6 Traveling Salesman Example

Traveling Salesman (Salesperson) Problem (TSP) is one of the most popular problems in combinatorial optimization. Briefly, suppose you need to visit N cities in a road trip. You will leave home, visit each city once and come back to your home. What is the shortest route?

TSP is an NP-complete problem making it exponentially hard as the problem size increases. There is a trove of literature around TSP and relevant problems such as Vehicle Routing Problem (VRP). Special algorithms and software are designed to solve TSP in addition to solvers. Arguably the most popular solver is Concorde.

6.1 Problem Description

Suppose there are N cities from 1..N. A traveling salesperson starts at city 1, visits each city once and returns “home” (city 1). You are given the (driving) distance between each city.

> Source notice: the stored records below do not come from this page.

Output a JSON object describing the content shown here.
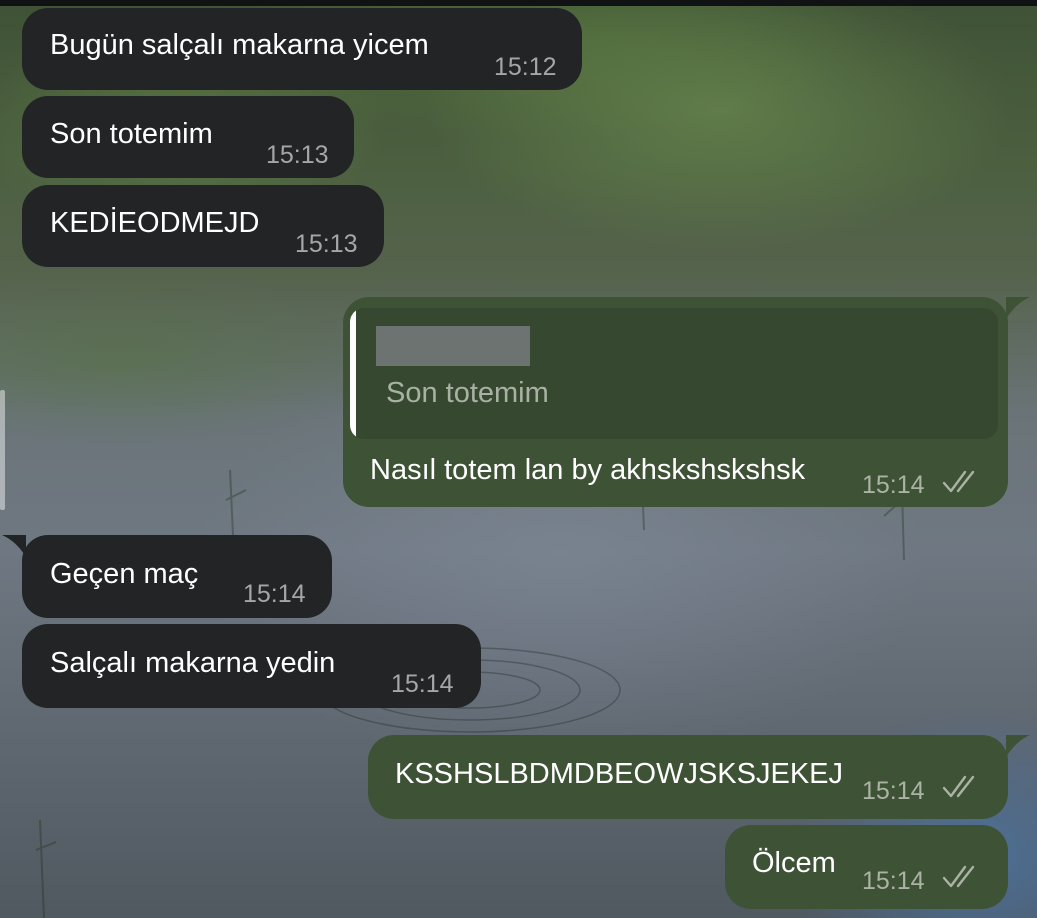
{
  "colors": {
    "incoming_bubble": "#222426",
    "outgoing_bubble": "#3e5236",
    "reply_box": "#364930",
    "time_text": "#a3a7a6"
  },
  "messages": [
    {
      "direction": "incoming",
      "text": "Bugün salçalı makarna yicem",
      "time": "15:12"
    },
    {
      "direction": "incoming",
      "text": "Son totemim",
      "time": "15:13"
    },
    {
      "direction": "incoming",
      "text": "KEDİEODMEJD",
      "time": "15:13"
    },
    {
      "direction": "outgoing",
      "reply_to": {
        "author": "(redacted)",
        "text": "Son totemim"
      },
      "text": "Nasıl totem lan by akhskshskshsk",
      "time": "15:14",
      "status_icon": "double-check-icon"
    },
    {
      "direction": "incoming",
      "text": "Geçen maç",
      "time": "15:14"
    },
    {
      "direction": "incoming",
      "text": "Salçalı makarna yedin",
      "time": "15:14"
    },
    {
      "direction": "outgoing",
      "text": "KSSHSLBDMDBEOWJSKSJEKEJ",
      "time": "15:14",
      "status_icon": "double-check-icon"
    },
    {
      "direction": "outgoing",
      "text": "Ölcem",
      "time": "15:14",
      "status_icon": "double-check-icon"
    }
  ]
}
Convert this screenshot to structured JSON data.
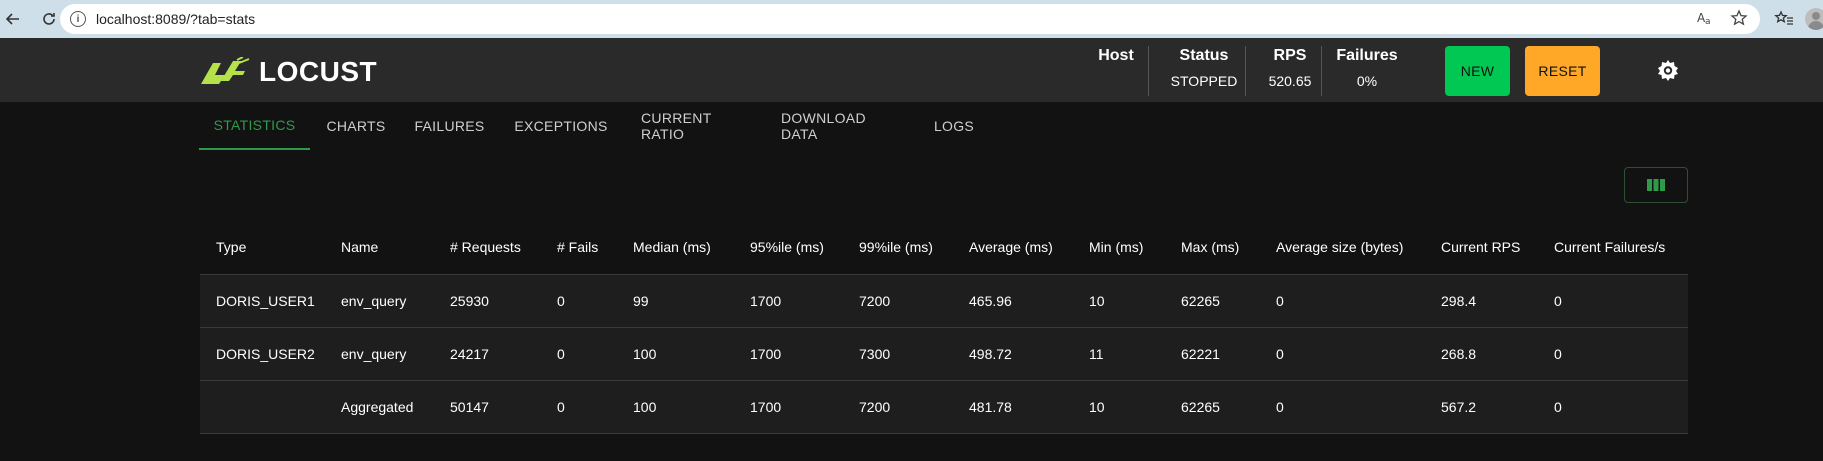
{
  "browser": {
    "url": "localhost:8089/?tab=stats",
    "info_glyph": "i"
  },
  "header": {
    "logo_text": "LOCUST",
    "host_label": "Host",
    "status_label": "Status",
    "status_value": "STOPPED",
    "rps_label": "RPS",
    "rps_value": "520.65",
    "failures_label": "Failures",
    "failures_value": "0%",
    "new_label": "NEW",
    "reset_label": "RESET"
  },
  "tabs": [
    {
      "label": "STATISTICS",
      "active": true
    },
    {
      "label": "CHARTS"
    },
    {
      "label": "FAILURES"
    },
    {
      "label": "EXCEPTIONS"
    },
    {
      "label": "CURRENT RATIO"
    },
    {
      "label": "DOWNLOAD DATA"
    },
    {
      "label": "LOGS"
    }
  ],
  "table": {
    "columns": [
      "Type",
      "Name",
      "# Requests",
      "# Fails",
      "Median (ms)",
      "95%ile (ms)",
      "99%ile (ms)",
      "Average (ms)",
      "Min (ms)",
      "Max (ms)",
      "Average size (bytes)",
      "Current RPS",
      "Current Failures/s"
    ],
    "rows": [
      [
        "DORIS_USER1",
        "env_query",
        "25930",
        "0",
        "99",
        "1700",
        "7200",
        "465.96",
        "10",
        "62265",
        "0",
        "298.4",
        "0"
      ],
      [
        "DORIS_USER2",
        "env_query",
        "24217",
        "0",
        "100",
        "1700",
        "7300",
        "498.72",
        "11",
        "62221",
        "0",
        "268.8",
        "0"
      ],
      [
        "",
        "Aggregated",
        "50147",
        "0",
        "100",
        "1700",
        "7200",
        "481.78",
        "10",
        "62265",
        "0",
        "567.2",
        "0"
      ]
    ]
  },
  "colors": {
    "accent_green": "#2e9a4a",
    "new_button": "#00c853",
    "reset_button": "#ffa726",
    "header_bg": "#2a2a2a",
    "page_bg": "#121212"
  },
  "icons": {
    "back": "arrow-left-icon",
    "reload": "reload-icon",
    "translate": "translate-icon",
    "star": "star-icon",
    "favorites": "favorites-icon",
    "profile": "profile-icon",
    "logo": "locust-logo-icon",
    "gear": "gear-icon",
    "columns": "columns-icon"
  }
}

You are expected to find the shortest route possible.

For instance, for a 5 city problem 1-3-2-5-4-1 is a valid route.

6.2 Model Building Steps

Define index of cities as \(i\) with \(N\) cities.
Define decision variables \(x_{i,j}\) as a binary variable which represents whether city \(j\) is visited after city \(i\). Both \(i\) and \(j\) are part of set of cities.
Define (symmetric) distance between each city as \(d_{i,j}\).
Define the objective function as the minimization of total distance traveled.
You cannot visit the same city after itself (\(i \neq j\)).
Add constraints to eliminate subroutes. Each city should be in the source and destination once.

6.3 Mathematical Model

6.3.1 Decision Variables

\(x_{i,j}\): Whether the salesperson used the route from city \(i\) to \(j\) (binary variable).
\(u_i\): Subtour elimination variable. It represents the order of the city in the route. (\(i \in 2..N\))

6.3.2 Parameters

\(d_{i,j}\): Distance from city \(i\) to \(j\) (binary variable).

6.3.3 Model

\[\begin{gather} \max z = \sum_i \sum_j d_{i,j}x_{i,j} \label{eq:obj.fun} \\ s.t. \nonumber \\ x_{j,j} = 0, \ \forall_i \label{eq:dontvisitself.constraint} \\ \sum_i x_{i,j} = 1, \ \forall_j \label{eq:destinationonce.constraint} \\ \sum_j x_{i,j} = 1, \ \forall_i \label{eq:sourceonce.constraint} \\ u_i - u_j + (N-1)x_{i,j} \leq N-2, \ 2 \leq i \neq j \leq N \label{eq:st1.constraint} \\ 1 \leq u_i, \ \ 2 \leq i \leq N \label{eq:st2.constraint} \\ u_i \leq N-1, \ \ 2 \leq i \leq N \label{eq:st3.constraint} \\ x_{i,j} \in \{0,1\} \label{eq:binary}\\ u_{i} \in Z \label{eq:integer}\\ \end{gather}\]

6.3.4 Constraints

(\(\ref{eq:obj.fun}\)) is the objective function to maximize total value for items included in the knapsack.
(\(\ref{eq:dontvisitself.constraint}\)) is the constraint to prevent visiting the same city.
Constraints (\(\ref{eq:destinationonce.constraint}\)) and (\(\ref{eq:sourceonce.constraint}\)) ensure each city is used once as a source (“from”) and once as a destination (“to”).
Constraints (\(\ref{eq:st1.constraint}\)), (\(\ref{eq:st2.constraint}\)) and (\(\ref{eq:st3.constraint}\)) ensure we get a full tour as a feasible solution. Since this is an introductory document we will not go into detail but you can read the reference.
(\(\ref{eq:binary}\)) Binary constraint for decision variables.
(\(\ref{eq:integer}\)) Integer constraint for decision variables.